High dose imatinib (Gleevac) in CML
Ryan Smith, MD
Abramson Cancer Center of the University of Pennsylvania
Last Modified: November 12, 2003
Presenter: Hagop Kantarjian, MD
Affiliation: M.D. Anderson Cancer Center
The Philadelphia chromosome and the resultant bcr-abl oncogene cause a majority of cases of CML. Imatinib, a selective bcr-abl tyrosine kinase inhibitor, has recently been shown to be efficacious in all phases of CML. Using 400 mg orally per day, cytogenetic responses have been seen in 85% of patients. Sixty to 75% of patients have demonstrated a complete cytogenetic response. The disappearance of the bcr-abl oncogene was noted in 5-15% of patients, with an estimated median survival time of over 15 years. When compared to previous standard therapy, interferon + ara-C, the 18 month progression free survival was higher with imatinib (92% vs. 73%), with 90% of patients in the control arm crossing over to receive imatinib.
Recently, there has been evidence that higher dose imatinib may be even more efficacious. Rationale for using higher dose imatinib include the fact that there has been no maximal tolerated dose noted, that there has been a dose response noted, and that there is response to higher dose imatinib in those resistant to 400 mg.

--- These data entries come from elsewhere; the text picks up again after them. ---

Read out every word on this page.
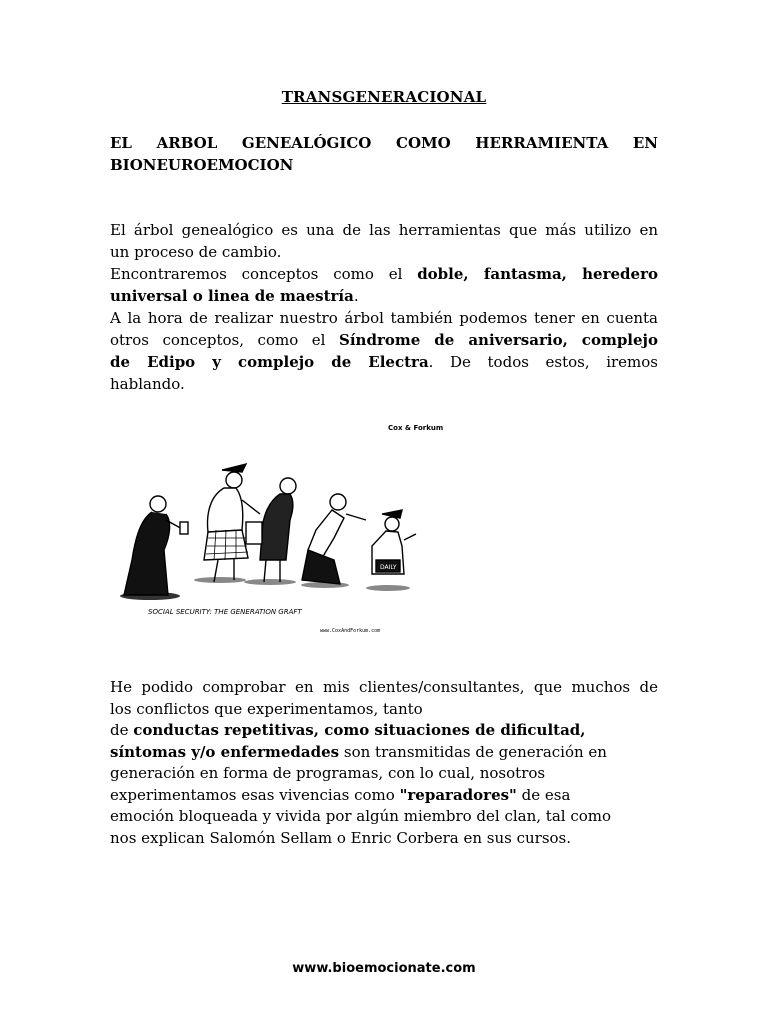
TRANSGENERACIONAL
EL ARBOL GENEALÓGICO COMO HERRAMIENTA EN
BIONEUROEMOCION
El árbol genealógico es una de las herramientas que más utilizo en
un proceso de cambio.
Encontraremos conceptos como el doble, fantasma, heredero
universal o linea de maestría.
A la hora de realizar nuestro árbol también podemos tener en cuenta
otros conceptos, como el Síndrome de aniversario, complejo
de Edipo y complejo de Electra. De todos estos, iremos
hablando.
Cox & Forkum
DAILY
SOCIAL SECURITY: THE GENERATION GRAFT
www.CoxAndForkum.com
He podido comprobar en mis clientes/consultantes, que muchos de
los conflictos que experimentamos, tanto
de conductas repetitivas, como situaciones de dificultad,
síntomas y/o enfermedades son transmitidas de generación en
generación en forma de programas, con lo cual, nosotros
experimentamos esas vivencias como "reparadores" de esa
emoción bloqueada y vivida por algún miembro del clan, tal como
nos explican Salomón Sellam o Enric Corbera en sus cursos.
www.bioemocionate.com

In the study presented, frontline use of 400 mg BID (for a total of 800 mg per day) was studied in 114 patients, comparing the results with historical controls who had received 400 mg per day. In the high dose arm, greater than 90% of patients had a complete cytogenetic response, compared with 76% in the historical arm. Perhaps more impressive, 62% had a major molecular response (defined as greater than a three log reduction in bcr-abl seen after PCR) and approximately 33% had a complete molecular response. None of the patients had a transformation, compared with 4/50 treated at the lower dose. At this time, there were not enough events to document a difference in survival.

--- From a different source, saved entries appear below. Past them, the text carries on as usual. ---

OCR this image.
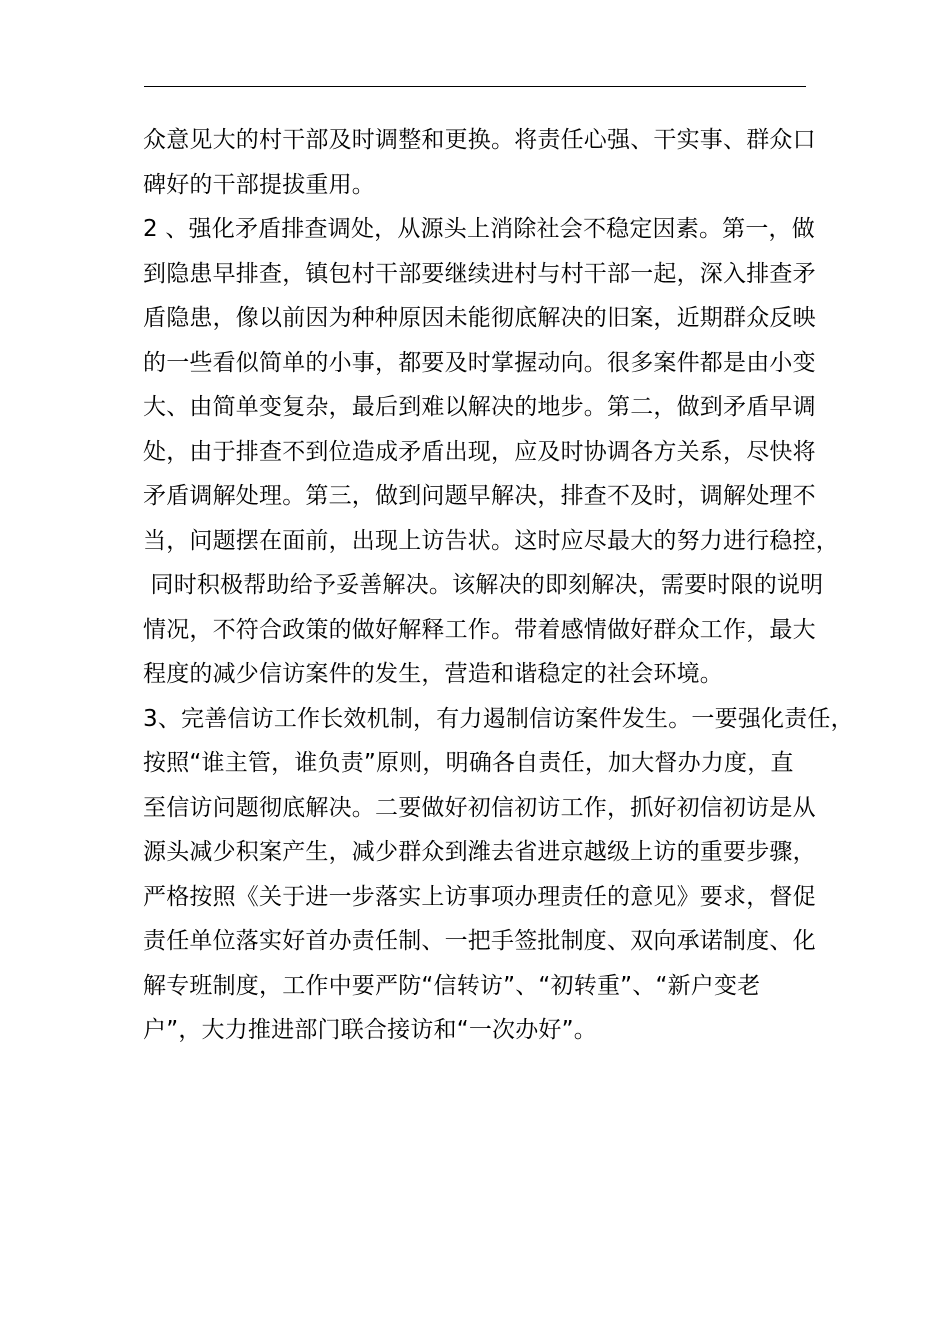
众意见大的村干部及时调整和更换。将责任心强、干实事、群众口
碑好的干部提拔重用。
2 、强化矛盾排查调处，从源头上消除社会不稳定因素。第一，做
到隐患早排查，镇包村干部要继续进村与村干部一起，深入排查矛
盾隐患，像以前因为种种原因未能彻底解决的旧案，近期群众反映
的一些看似简单的小事，都要及时掌握动向。很多案件都是由小变
大、由简单变复杂，最后到难以解决的地步。第二，做到矛盾早调
处，由于排查不到位造成矛盾出现，应及时协调各方关系，尽快将
矛盾调解处理。第三，做到问题早解决，排查不及时，调解处理不
当，问题摆在面前，出现上访告状。这时应尽最大的努力进行稳控，
同时积极帮助给予妥善解决。该解决的即刻解决，需要时限的说明
情况，不符合政策的做好解释工作。带着感情做好群众工作，最大
程度的减少信访案件的发生，营造和谐稳定的社会环境。
3、完善信访工作长效机制，有力遏制信访案件发生。一要强化责任，
按照“谁主管，谁负责”原则，明确各自责任，加大督办力度，直
至信访问题彻底解决。二要做好初信初访工作，抓好初信初访是从
源头减少积案产生，减少群众到潍去省进京越级上访的重要步骤，
严格按照《关于进一步落实上访事项办理责任的意见》要求，督促
责任单位落实好首办责任制、一把手签批制度、双向承诺制度、化
解专班制度，工作中要严防“信转访”、“初转重”、“新户变老
户”，大力推进部门联合接访和“一次办好”。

This data indicates that using higher doses of imatinib could result in better outcomes, as the cytogenetic responses and molecular responses were both higher in the higher dose arm. There are not enough numbers to make conclusions about the transformation rate, though it is obviously encouraging that none transformed in the high dose arm. Whether this will translate into better clinical outcome with patients remains to be seen. In prior studies comparing imatinib to interferon and ara-C, higher cytogenetic and molecular responses eventually did translate into better outcomes, so these data are encouraging. What was not mentioned was toxicity of higher dose therapy. Overall, imatinib is well-tolerated, though there are definite side effects of therapy. The efficacy of using 800 mg per day as frontline therapy, rather than reserving it as salvage therapy (which has been done successfully in the past), must be balanced by the toxicity of the higher dose. This, as of yet, is not known.